長峯信彦氏が医師・歯科医師九条の会で講演
「あいち医師・歯科医師九条の会」と保険医協会は、第二十七回の憲法のつどいを三月二十一日(祝)午後、協会伏見会議室で開き、医師や市民ら四十二人が参加した。「安倍改憲のトリックを斬る―憲法制定過程の真実と、九条を守るべき歴史的責任」をテーマに、長峯信彦氏(愛知大学法学部教授)が、安倍首相が改憲を果すため強権を振るい、あらゆる手段を講じてくる中、九条を守る世論を圧倒的な多数としてそれを阻止するため、今何が必要か熱く語った。

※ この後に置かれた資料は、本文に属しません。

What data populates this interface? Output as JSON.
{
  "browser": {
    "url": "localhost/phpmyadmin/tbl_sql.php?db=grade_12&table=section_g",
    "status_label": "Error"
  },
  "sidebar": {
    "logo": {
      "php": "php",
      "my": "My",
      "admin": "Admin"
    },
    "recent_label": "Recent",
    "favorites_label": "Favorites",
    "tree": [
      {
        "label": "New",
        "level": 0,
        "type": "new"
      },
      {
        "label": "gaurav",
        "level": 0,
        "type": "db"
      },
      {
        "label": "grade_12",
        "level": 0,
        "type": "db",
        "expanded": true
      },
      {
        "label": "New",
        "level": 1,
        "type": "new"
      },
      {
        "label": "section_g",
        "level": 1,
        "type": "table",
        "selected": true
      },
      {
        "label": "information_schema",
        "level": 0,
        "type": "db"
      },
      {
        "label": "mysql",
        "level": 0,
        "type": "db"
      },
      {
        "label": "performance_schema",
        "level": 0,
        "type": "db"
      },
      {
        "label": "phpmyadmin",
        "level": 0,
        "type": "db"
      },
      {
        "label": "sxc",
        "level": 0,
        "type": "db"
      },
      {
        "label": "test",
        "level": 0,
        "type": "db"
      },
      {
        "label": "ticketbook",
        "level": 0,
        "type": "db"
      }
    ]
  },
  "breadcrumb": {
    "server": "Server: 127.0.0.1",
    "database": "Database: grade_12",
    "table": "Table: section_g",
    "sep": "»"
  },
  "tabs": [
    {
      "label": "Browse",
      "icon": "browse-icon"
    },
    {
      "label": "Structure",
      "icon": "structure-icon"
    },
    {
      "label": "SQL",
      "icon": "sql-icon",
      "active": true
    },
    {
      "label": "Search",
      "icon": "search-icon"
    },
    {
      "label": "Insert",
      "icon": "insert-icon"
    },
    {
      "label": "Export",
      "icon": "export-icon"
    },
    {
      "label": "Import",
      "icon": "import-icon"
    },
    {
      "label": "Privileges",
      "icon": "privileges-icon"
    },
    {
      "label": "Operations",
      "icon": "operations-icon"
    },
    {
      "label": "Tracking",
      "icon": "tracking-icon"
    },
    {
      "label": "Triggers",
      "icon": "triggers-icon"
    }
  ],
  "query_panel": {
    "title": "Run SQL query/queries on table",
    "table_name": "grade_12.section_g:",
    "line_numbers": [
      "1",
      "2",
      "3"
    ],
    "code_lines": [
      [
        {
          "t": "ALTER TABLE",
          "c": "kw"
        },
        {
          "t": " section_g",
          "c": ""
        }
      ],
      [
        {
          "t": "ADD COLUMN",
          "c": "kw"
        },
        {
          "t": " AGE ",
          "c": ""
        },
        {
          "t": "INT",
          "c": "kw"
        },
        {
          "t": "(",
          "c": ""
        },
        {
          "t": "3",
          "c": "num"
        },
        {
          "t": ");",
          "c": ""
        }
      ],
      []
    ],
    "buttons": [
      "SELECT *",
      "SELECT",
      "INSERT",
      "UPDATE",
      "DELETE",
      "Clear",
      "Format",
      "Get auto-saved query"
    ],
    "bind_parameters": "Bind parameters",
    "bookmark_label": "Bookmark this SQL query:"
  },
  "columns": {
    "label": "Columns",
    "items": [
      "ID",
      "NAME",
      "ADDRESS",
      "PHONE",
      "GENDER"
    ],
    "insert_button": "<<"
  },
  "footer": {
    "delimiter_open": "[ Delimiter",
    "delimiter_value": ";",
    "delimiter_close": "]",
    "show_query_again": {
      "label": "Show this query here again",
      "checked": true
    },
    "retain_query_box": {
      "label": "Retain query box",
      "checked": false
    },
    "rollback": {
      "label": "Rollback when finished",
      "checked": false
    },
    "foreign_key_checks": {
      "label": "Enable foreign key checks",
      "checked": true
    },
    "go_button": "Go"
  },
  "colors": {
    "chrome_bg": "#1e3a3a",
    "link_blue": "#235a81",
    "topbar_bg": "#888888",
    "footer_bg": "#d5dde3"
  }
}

講師はまず、現行憲法は、草案の基を作った憲法研究会の果たした役割や、国会での議論等の制定過程を見れば、米国による押し付けでなく、国民の総意を受けて制定されたものであることが明らかだと話した。
一方で、繰り返し語られる憲法押し付け論が、特に言われたことをそのまま受けとめる若い世代に、迷信の様に受け入れられてしまっている状況を指摘し、そういうノンポリだが改憲賛成と考える多くの人に、その誤りをきちんと伝えていくことが必要と語った。制定過程の真実を伝えた上で、戦前の体制を護持したいと腐心していた当時の政府が提案した憲法原案が、明治憲法とほとんど変わらないものだったことを話し、戦前と何も変わらない体制のままで良かったかと問うと、現行憲法の国民主権や平和主義を誰もが必要と感じ、押し付け論の迷信を解くことができる。さらに、九条を現実に合わせて変えるべきだというトリックに対しても、法は守られるべき理念を優先すべきで、現実を追認しては法の意義を失うことになる。むしろ、日本国憲法は世界に類のない先進的な憲法だと強調した。
参加した方々が周りの人の迷信を解き、トリックに気づかせる努力をすることが、安倍改憲を阻止する力になると結んだ。